Je crois que mon titre résume tout. C’est le débat pourri par la harpie. Je ne sais si Mme Pécresse en sortira enrouée, mais elle n’en sort pas grandie, quoi qu’en disent certains co-ment(at)eurs. Ah, bien sûr, si l’on se repaît de mines, de criailleries, d’invectives, d’interruptions intempestives, de « gueules de travers » et autres singeries de la race humaine, alors…
Mais franchement, cette « dame » pas grande du tout, m’a fait penser à du sous-Mélenchon mâtiné de Marine le Pen face à Macron. D’un côté comme de l’autre, ce n’est pas un compliment. Elle aurait pu avoir une excuse si elle s’était shootée, en exagérant la dose. Mais il ne semble pas. Ce qui est pire. Pécresse au naturel : imbuvable.
Et c’est dommage. Non pas que j’aurais voté pour elle. Mais j’aurais eu plaisir à l’entendre développer ses arguments. Tout ne peut pas être mauvais. Il y aurait peut-être eu matière à l’applaudir, à la soutenir, à lui donner des points, de vrais points. Mais là, non ! Elle s’est prise pour une dynamiteuse de Zemmour, elle n’est restée qu’une pétroleuse de barrière. Chère Madame, nous ne sommes plus au temps des lampes à pétrole, mais à celui de l’électricité, celle par qui le courant passe. Dommage.

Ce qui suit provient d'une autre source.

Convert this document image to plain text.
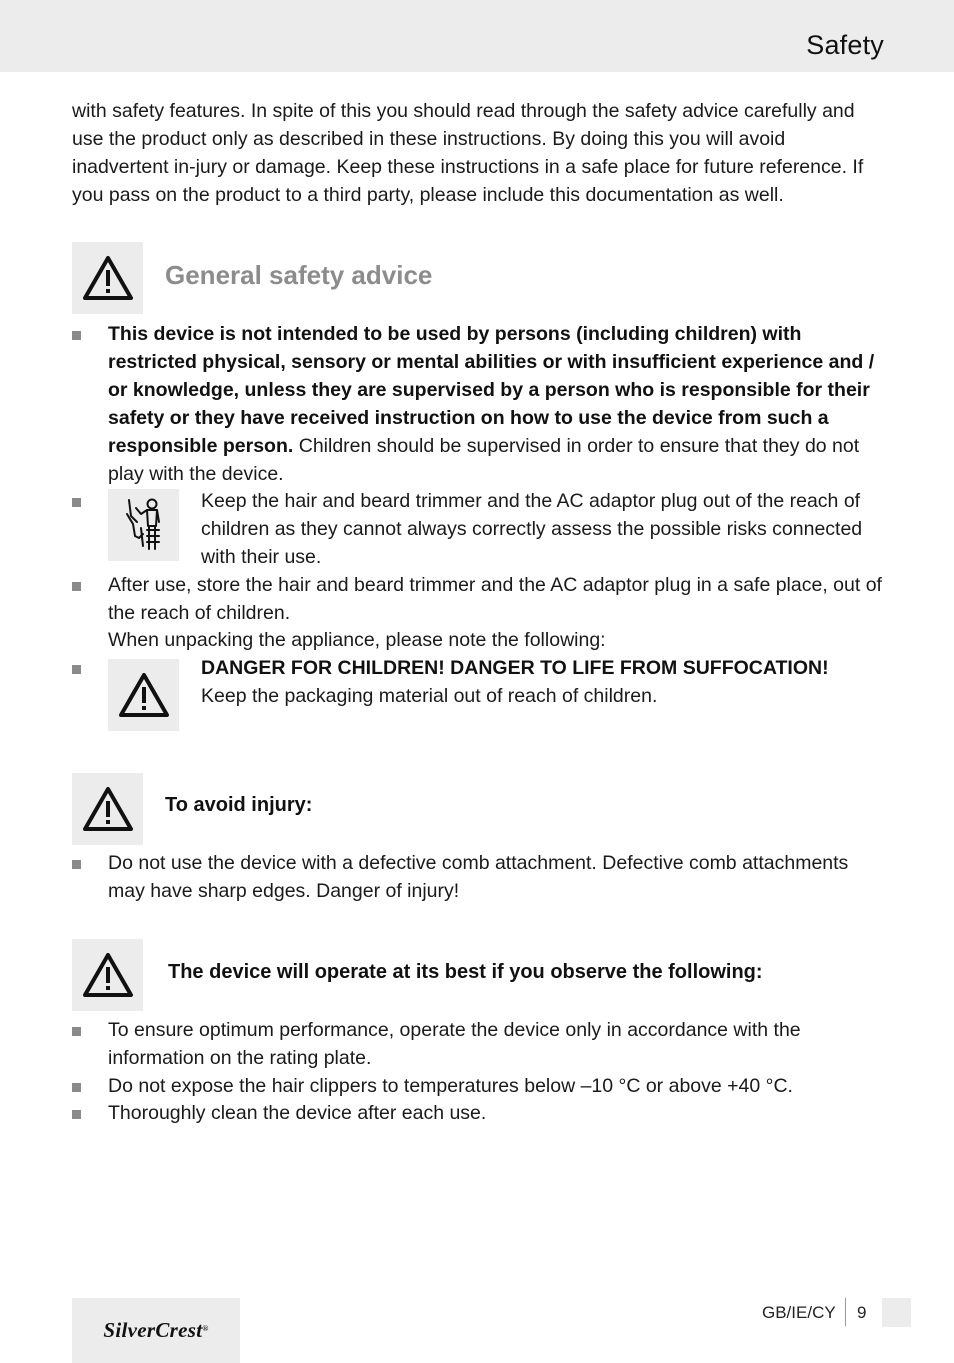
Safety
with safety features. In spite of this you should read through the safety advice carefully and use the product only as described in these instructions. By doing this you will avoid inadvertent in-jury or damage. Keep these instructions in a safe place for future reference. If you pass on the product to a third party, please include this documentation as well.
General safety advice
This device is not intended to be used by persons (including children) with restricted physical, sensory or mental abilities or with insufficient experience and / or knowledge, unless they are supervised by a person who is responsible for their safety or they have received instruction on how to use the device from such a responsible person. Children should be supervised in order to ensure that they do not play with the device.
Keep the hair and beard trimmer and the AC adaptor plug out of the reach of children as they cannot always correctly assess the possible risks connected with their use.
After use, store the hair and beard trimmer and the AC adaptor plug in a safe place, out of the reach of children.
When unpacking the appliance, please note the following:
DANGER FOR CHILDREN! DANGER TO LIFE FROM SUFFOCATION!
Keep the packaging material out of reach of children.
To avoid injury:
Do not use the device with a defective comb attachment. Defective comb attachments may have sharp edges. Danger of injury!
The device will operate at its best if you observe the following:
To ensure optimum performance, operate the device only in accordance with the information on the rating plate.
Do not expose the hair clippers to temperatures below –10 °C or above +40 °C.
Thoroughly clean the device after each use.
SilverCrest ®
GB/IE/CY 9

Ah ! J’oubliais. Elle n’a pas manqué de s’abriter derrière son sexe. Minable. Quand on descend si bas dans la discussion, c’est qu’on méprise les femmes, les vraies. Imb…uvable, décidément.
On pourrait m’opposer que le débat politique, surtout à ce niveau, est un combat. C’est vrai. Même et surtout en boxe, le noble art du marquis de Queensbury, avec ses règles, ça cogne, et ça fait mal, mais c’est beau. Il y a aussi, malheureusement des combats miteux, des « coups de vice », des dérobades laides, des accrochages paralysants. On en sort avec une impression de gâchis. C’est ce que j’ai vu ce soir.

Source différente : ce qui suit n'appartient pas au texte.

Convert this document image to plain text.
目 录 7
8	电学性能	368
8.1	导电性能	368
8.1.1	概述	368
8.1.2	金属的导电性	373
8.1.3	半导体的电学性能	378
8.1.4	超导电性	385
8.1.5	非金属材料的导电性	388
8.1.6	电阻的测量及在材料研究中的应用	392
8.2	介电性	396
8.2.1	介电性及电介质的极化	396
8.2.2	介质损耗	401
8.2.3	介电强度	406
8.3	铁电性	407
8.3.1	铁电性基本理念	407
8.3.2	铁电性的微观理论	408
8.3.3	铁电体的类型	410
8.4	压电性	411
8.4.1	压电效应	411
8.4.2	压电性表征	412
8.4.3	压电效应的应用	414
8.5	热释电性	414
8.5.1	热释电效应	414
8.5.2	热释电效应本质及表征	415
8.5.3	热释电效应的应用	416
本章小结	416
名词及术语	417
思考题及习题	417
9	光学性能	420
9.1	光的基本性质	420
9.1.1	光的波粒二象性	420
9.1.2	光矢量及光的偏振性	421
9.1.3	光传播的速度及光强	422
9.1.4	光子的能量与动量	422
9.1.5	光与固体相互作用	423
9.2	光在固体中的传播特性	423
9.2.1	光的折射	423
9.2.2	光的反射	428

Mais visons plus haut et plus loin. Oublions la petite Pécresse qui croyait se grandir. En jouant ce jeu malsain elle a joué contre son camp, puisqu’elle se dit « de droite ». Elle a peut-être fait plaisir à « ses troupes », mais elle a bloqué des passerelles qui pourraient s’avérer utiles, peut-être nécessaires pour aboutir à une union des droites, ou à droite, comme la souhaite Éric Zemmour, qui, lui, se positionne dans le temps long. Et ça, petite Pécresse la haineuse, c’est impardonnable. Cela montre qu’en dépit de vos proclamations, vous n’êtes qu’une roue de secours macronienne.
Décidément, quand on parle de « droite la plus bête du monde » on en trouve encore au moins un exemple… à condition qu’elle soit de droite, ce qui sera difficile à prouver.